Gov. Larry Hogan on Tuesday announced legislation to repeal the stormwater management fee, critically known as the “rain tax,” encouraging localities to address their runoff requirements as they choose without a state-mandated fee.
In 2013, legislation established the fee in 10 jurisdictions to fund management of urban runoff and keep pollutants from entering the Chesapeake Bay every time it rains.
The mandate was implemented to address the Environmental Protection Agency’s “pollution diet,” a federal mandate that requires programs to be in place by 2025 that would decrease the amount of stormwater pollution entering the Chesapeake Bay.
Hogan’s proposed legislation, sponsored in the Senate by James Brochin, D-Baltimore County, “will repeal the mandate that a county or municipality must establish a stormwater remediation fee,” Hogan said.
This legislation would enable counties to decide for themselves how to meet the federal mandate’s requirements, he said, whether through a fee or out of their own county budget.
The annual fee is currently mandated in nine counties — Anne Arundel, Baltimore, Carroll, Charles, Frederick, Harford, Howard, Montgomery and Prince George’s — as well as Baltimore City, taxing residential, federal, commercial and industrial properties, non-profit and religious organizations, private schools, private colleges and universities, parking lots and vacant properties.

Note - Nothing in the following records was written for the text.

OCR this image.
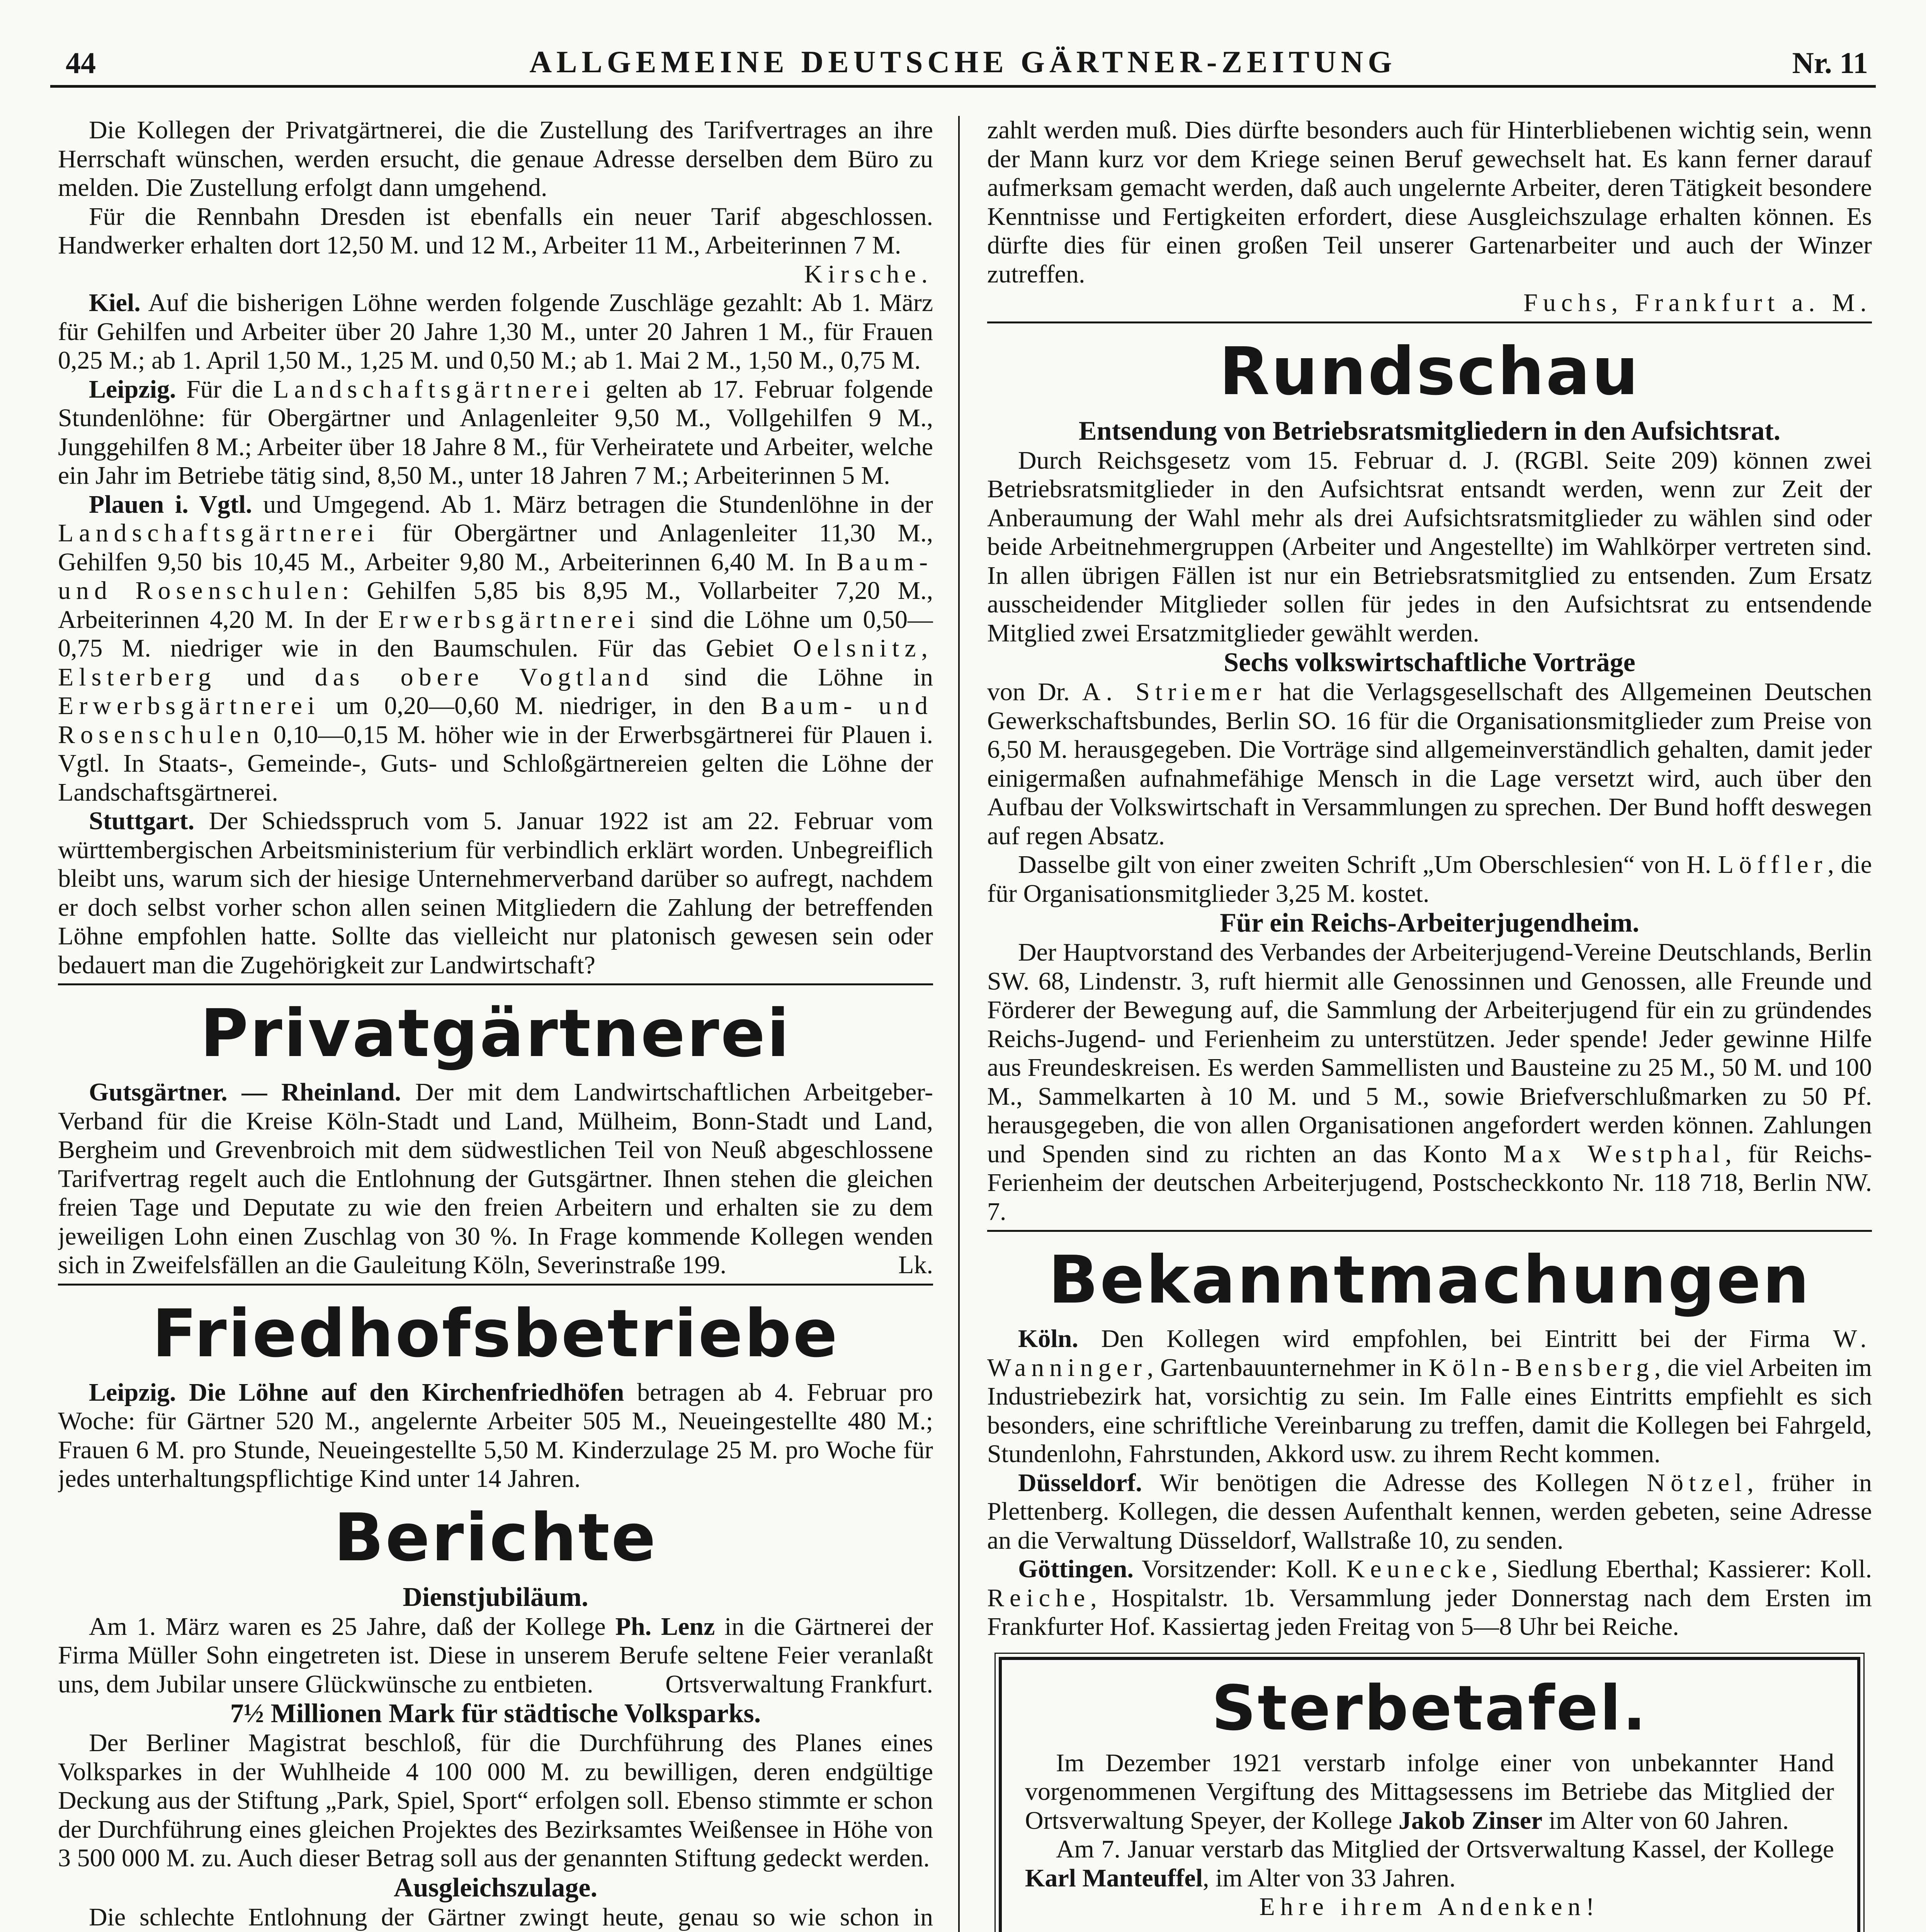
44	ALLGEMEINE DEUTSCHE GÄRTNER-ZEITUNG	Nr. 11

Die Kollegen der Privatgärtnerei, die die Zustellung des Tarifvertrages an ihre Herrschaft wünschen, werden ersucht, die genaue Adresse derselben dem Büro zu melden. Die Zustellung erfolgt dann umgehend.

Für die Rennbahn Dresden ist ebenfalls ein neuer Tarif abgeschlossen. Handwerker erhalten dort 12,50 M. und 12 M., Arbeiter 11 M., Arbeiterinnen 7 M.

Kirsche.

Kiel. Auf die bisherigen Löhne werden folgende Zuschläge gezahlt: Ab 1. März für Gehilfen und Arbeiter über 20 Jahre 1,30 M., unter 20 Jahren 1 M., für Frauen 0,25 M.; ab 1. April 1,50 M., 1,25 M. und 0,50 M.; ab 1. Mai 2 M., 1,50 M., 0,75 M.

Leipzig. Für die Landschaftsgärtnerei gelten ab 17. Februar folgende Stundenlöhne: für Obergärtner und Anlagenleiter 9,50 M., Vollgehilfen 9 M., Junggehilfen 8 M.; Arbeiter über 18 Jahre 8 M., für Verheiratete und Arbeiter, welche ein Jahr im Betriebe tätig sind, 8,50 M., unter 18 Jahren 7 M.; Arbeiterinnen 5 M.

Plauen i. Vgtl. und Umgegend. Ab 1. März betragen die Stundenlöhne in der Landschaftsgärtnerei für Obergärtner und Anlagenleiter 11,30 M., Gehilfen 9,50 bis 10,45 M., Arbeiter 9,80 M., Arbeiterinnen 6,40 M. In Baum- und Rosenschulen: Gehilfen 5,85 bis 8,95 M., Vollarbeiter 7,20 M., Arbeiterinnen 4,20 M. In der Erwerbsgärtnerei sind die Löhne um 0,50—0,75 M. niedriger wie in den Baumschulen. Für das Gebiet Oelsnitz, Elsterberg und das obere Vogtland sind die Löhne in Erwerbsgärtnerei um 0,20—0,60 M. niedriger, in den Baum- und Rosenschulen 0,10—0,15 M. höher wie in der Erwerbsgärtnerei für Plauen i. Vgtl. In Staats-, Gemeinde-, Guts- und Schloßgärtnereien gelten die Löhne der Landschaftsgärtnerei.

Stuttgart. Der Schiedsspruch vom 5. Januar 1922 ist am 22. Februar vom württembergischen Arbeitsministerium für verbindlich erklärt worden. Unbegreiflich bleibt uns, warum sich der hiesige Unternehmerverband darüber so aufregt, nachdem er doch selbst vorher schon allen seinen Mitgliedern die Zahlung der betreffenden Löhne empfohlen hatte. Sollte das vielleicht nur platonisch gewesen sein oder bedauert man die Zugehörigkeit zur Landwirtschaft?

Privatgärtnerei

Gutsgärtner. — Rheinland. Der mit dem Landwirtschaftlichen Arbeitgeber-Verband für die Kreise Köln-Stadt und Land, Mülheim, Bonn-Stadt und Land, Bergheim und Grevenbroich mit dem südwestlichen Teil von Neuß abgeschlossene Tarifvertrag regelt auch die Entlohnung der Gutsgärtner. Ihnen stehen die gleichen freien Tage und Deputate zu wie den freien Arbeitern und erhalten sie zu dem jeweiligen Lohn einen Zuschlag von 30 %. In Frage kommende Kollegen wenden sich in Zweifelsfällen an die Gauleitung Köln, Severinstraße 199.	Lk.

Friedhofsbetriebe

Leipzig. Die Löhne auf den Kirchenfriedhöfen betragen ab 4. Februar pro Woche: für Gärtner 520 M., angelernte Arbeiter 505 M., Neueingestellte 480 M.; Frauen 6 M. pro Stunde, Neueingestellte 5,50 M. Kinderzulage 25 M. pro Woche für jedes unterhaltungspflichtige Kind unter 14 Jahren.

Berichte
Dienstjubiläum.

Am 1. März waren es 25 Jahre, daß der Kollege Ph. Lenz in die Gärtnerei der Firma Müller Sohn eingetreten ist. Diese in unserem Berufe seltene Feier veranlaßt uns, dem Jubilar unsere Glückwünsche zu entbieten.	Ortsverwaltung Frankfurt.

7½ Millionen Mark für städtische Volksparks.

Der Berliner Magistrat beschloß, für die Durchführung des Planes eines Volksparkes in der Wuhlheide 4 100 000 M. zu bewilligen, deren endgültige Deckung aus der Stiftung „Park, Spiel, Sport“ erfolgen soll. Ebenso stimmte er schon der Durchführung eines gleichen Projektes des Bezirksamtes Weißensee in Höhe von 3 500 000 M. zu. Auch dieser Betrag soll aus der genannten Stiftung gedeckt werden.

Ausgleichszulage.

Die schlechte Entlohnung der Gärtner zwingt heute, genau so wie schon in

zahlt werden muß. Dies dürfte besonders auch für Hinterbliebenen wichtig sein, wenn der Mann kurz vor dem Kriege seinen Beruf gewechselt hat. Es kann ferner darauf aufmerksam gemacht werden, daß auch ungelernte Arbeiter, deren Tätigkeit besondere Kenntnisse und Fertigkeiten erfordert, diese Ausgleichszulage erhalten können. Es dürfte dies für einen großen Teil unserer Gartenarbeiter und auch der Winzer zutreffen.

Fuchs, Frankfurt a. M.

Rundschau
Entsendung von Betriebsratsmitgliedern in den Aufsichtsrat.

Durch Reichsgesetz vom 15. Februar d. J. (RGBl. Seite 209) können zwei Betriebsratsmitglieder in den Aufsichtsrat entsandt werden, wenn zur Zeit der Anberaumung der Wahl mehr als drei Aufsichtsratsmitglieder zu wählen sind oder beide Arbeitnehmergruppen (Arbeiter und Angestellte) im Wahlkörper vertreten sind. In allen übrigen Fällen ist nur ein Betriebsratsmitglied zu entsenden. Zum Ersatz ausscheidender Mitglieder sollen für jedes in den Aufsichtsrat zu entsendende Mitglied zwei Ersatzmitglieder gewählt werden.

Sechs volkswirtschaftliche Vorträge

von Dr. A. Striemer hat die Verlagsgesellschaft des Allgemeinen Deutschen Gewerkschaftsbundes, Berlin SO. 16 für die Organisationsmitglieder zum Preise von 6,50 M. herausgegeben. Die Vorträge sind allgemeinverständlich gehalten, damit jeder einigermaßen aufnahmefähige Mensch in die Lage versetzt wird, auch über den Aufbau der Volkswirtschaft in Versammlungen zu sprechen. Der Bund hofft deswegen auf regen Absatz.

Dasselbe gilt von einer zweiten Schrift „Um Oberschlesien“ von H. Löffler, die für Organisationsmitglieder 3,25 M. kostet.

Für ein Reichs-Arbeiterjugendheim.

Der Hauptvorstand des Verbandes der Arbeiterjugend-Vereine Deutschlands, Berlin SW. 68, Lindenstr. 3, ruft hiermit alle Genossinnen und Genossen, alle Freunde und Förderer der Bewegung auf, die Sammlung der Arbeiterjugend für ein zu gründendes Reichs-Jugend- und Ferienheim zu unterstützen. Jeder spende! Jeder gewinne Hilfe aus Freundeskreisen. Es werden Sammellisten und Bausteine zu 25 M., 50 M. und 100 M., Sammelkarten à 10 M. und 5 M., sowie Briefverschlußmarken zu 50 Pf. herausgegeben, die von allen Organisationen angefordert werden können. Zahlungen und Spenden sind zu richten an das Konto Max Westphal, für Reichs-Ferienheim der deutschen Arbeiterjugend, Postscheckkonto Nr. 118 718, Berlin NW. 7.

Bekanntmachungen

Köln. Den Kollegen wird empfohlen, bei Eintritt bei der Firma W. Wanninger, Gartenbauunternehmer in Köln-Bensberg, die viel Arbeiten im Industriebezirk hat, vorsichtig zu sein. Im Falle eines Eintritts empfiehlt es sich besonders, eine schriftliche Vereinbarung zu treffen, damit die Kollegen bei Fahrgeld, Stundenlohn, Fahrstunden, Akkord usw. zu ihrem Recht kommen.

Düsseldorf. Wir benötigen die Adresse des Kollegen Nötzel, früher in Plettenberg. Kollegen, die dessen Aufenthalt kennen, werden gebeten, seine Adresse an die Verwaltung Düsseldorf, Wallstraße 10, zu senden.

Göttingen. Vorsitzender: Koll. Keunecke, Siedlung Eberthal; Kassierer: Koll. Reiche, Hospitalstr. 1b. Versammlung jeder Donnerstag nach dem Ersten im Frankfurter Hof. Kassiertag jeden Freitag von 5—8 Uhr bei Reiche.

Sterbetafel.

Im Dezember 1921 verstarb infolge einer von unbekannter Hand vorgenommenen Vergiftung des Mittagsessens im Betriebe das Mitglied der Ortsverwaltung Speyer, der Kollege Jakob Zinser im Alter von 60 Jahren.

Am 7. Januar verstarb das Mitglied der Ortsverwaltung Kassel, der Kollege Karl Manteuffel, im Alter von 33 Jahren.

Ehre ihrem Andenken!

Each jurisdiction’s local officials determine the dollar amount that constituents pay, whether through a flat rate, a graduated rate determined by the amount of impervious surface or another method.
But Senate President Thomas V. “Mike” Miller Jr., D-Calvert, Charles, and Prince George’s, said in a news conference earlier Tuesday that the fee, originally requested by the jurisdictions, allowed discretion in how they were to pay it.
“It’s not going to be eliminated — people are going to have to pay for it, whether through a general fund or a remediation fee,” Miller said. “By 2017 they’re going to have to account for the remediations they’ve done with regard to cleaning up the Chesapeake Bay.”
The revenues from the fee go into local watershed protection and restoration funds, which pay for stormwater management, stream and wetland restoration, public education and outreach, and operation and maintenance of existing stormwater management programs.
Eliminating the fee could spark inaction of the counties, neglecting to address stormwater pollution, said Tom Zolper, Maryland communication coordinator for the Chesapeake Bay Foundation.
“The governor has said what he doesn’t support, but what he hasn’t provided is a solution. These 10 jurisdictions need money to help reduce a problem we call urban runoff. In many of these areas that is one of the biggest sources of pollution,” Zolper said.
”If we repeal the law entirely, you’re taking a law that had become a little toothless and you’re making it gumless — we would have no way to provide some dedicated funding to these local counties to fund this work,” Zolper said.